Очистка поиска Google с помощью BeautifulSoup
Я хотел очистить несколько страниц поиска Google. До сих пор мне удавалось скрести только первую страницу, но как я мог сделать это для нескольких страниц.
from bs4 import BeautifulSoup
import requests
import urllib.request
import re
from collections import Counter
def search(query):
url = "http://www.google.com/search?q="+query
text = []
final_text = []
source_code = requests.get(url)
plain_text = source_code.text
soup = BeautifulSoup(plain_text,"html.parser")
for desc in soup.find_all("span",{"class":"st"}):
text.append(desc.text)
for title in soup.find_all("h3",attrs={"class":"r"}):
text.append(title.text)
for string in text:
string = re.sub("[^A-Za-z ]","",string)
final_text.append(string)
count_text = ' '.join(final_text)
res = Counter(count_text.split())
keyword_Count = dict(sorted(res.items(), key=lambda x: (-x[1], x[0])))

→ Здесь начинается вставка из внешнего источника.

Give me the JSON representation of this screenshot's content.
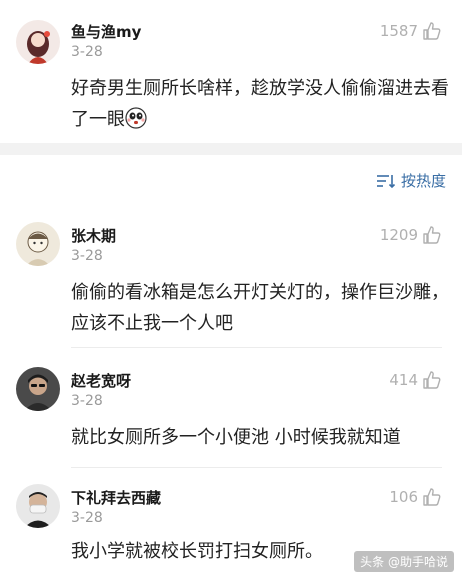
{
  "top_comment": {
    "username": "鱼与渔my",
    "date": "3-28",
    "likes": "1587",
    "text": "好奇男生厕所长啥样，趁放学没人偷偷溜进去看了一眼"
  },
  "sort": {
    "label": "按热度"
  },
  "comments": [
    {
      "username": "张木期",
      "date": "3-28",
      "likes": "1209",
      "text": "偷偷的看冰箱是怎么开灯关灯的，操作巨沙雕，应该不止我一个人吧"
    },
    {
      "username": "赵老宽呀",
      "date": "3-28",
      "likes": "414",
      "text": "就比女厕所多一个小便池 小时候我就知道"
    },
    {
      "username": "下礼拜去西藏",
      "date": "3-28",
      "likes": "106",
      "text": "我小学就被校长罚打扫女厕所。"
    }
  ],
  "watermark": "头条 @助手哈说",
  "colors": {
    "accent": "#3a6ea5",
    "muted": "#9a9a9a",
    "divider": "#ececec"
  }
}
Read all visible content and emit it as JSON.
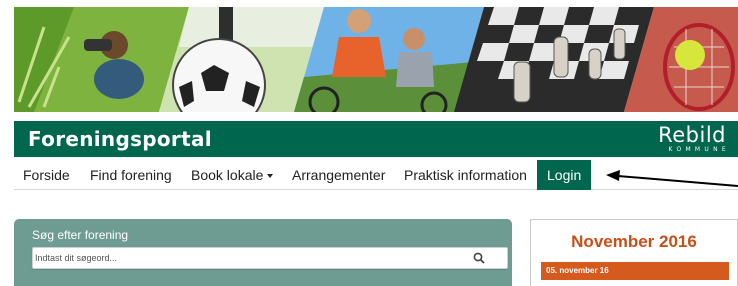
{
  "header": {
    "portal_title": "Foreningsportal",
    "logo": {
      "name": "Rebild",
      "sub": "KOMMUNE"
    }
  },
  "nav": {
    "items": [
      {
        "label": "Forside"
      },
      {
        "label": "Find forening"
      },
      {
        "label": "Book lokale",
        "has_dropdown": true
      },
      {
        "label": "Arrangementer"
      },
      {
        "label": "Praktisk information"
      },
      {
        "label": "Login"
      }
    ]
  },
  "search": {
    "label": "Søg efter forening",
    "placeholder": "Indtast dit søgeord..."
  },
  "calendar": {
    "month": "November 2016",
    "date": "05. november 16"
  },
  "colors": {
    "brand_green": "#00664d",
    "search_panel": "#6e9c93",
    "accent_orange": "#c94f17",
    "date_bar": "#d55a1e"
  }
}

for x,y in keyword_Count.items():
print(x ," : ",y)
search("girl")
3 ответа
url = "http://www.google.com/search?q=" + query + "&start=" + str((page - 1) * 10)
Код ниже выполняет фактическую разбивку на страницы через ссылку кнопки «Далее».
from bs4 import BeautifulSoup
import requests, urllib.parse
import lxml
def print_extracted_data_from_url(url):
headers = {
"User-Agent":
"Mozilla/5.0 (Windows NT 10.0; Win64; x64) AppleWebKit/537.36 (KHTML, like Gecko) Chrome/70.0.3538.102 Safari/537.36 Edge/18.19582"
}
response = requests.get(url, headers=headers).text
soup = BeautifulSoup(response, 'lxml')
print(f'Current page: {int(soup.select_one(".YyVfkd").text)}')
print(f'Current URL: {url}')
print()
for container in soup.findAll('div', class_='tF2Cxc'):
head_text = container.find('h3', class_='LC20lb DKV0Md').text
head_sum = container.find('div', class_='IsZvec').text
head_link = container.a['href']
print(head_text)
print(head_sum)
print(head_link)
print()
return soup.select_one('a#pnnext')
def scrape():
next_page_node = print_extracted_data_from_url(
'https://www.google.com/search?hl=en-US&q=coca cola')
while next_page_node is not None:
next_page_url = urllib.parse.urljoin('https://www.google.com', next_page_node['href'])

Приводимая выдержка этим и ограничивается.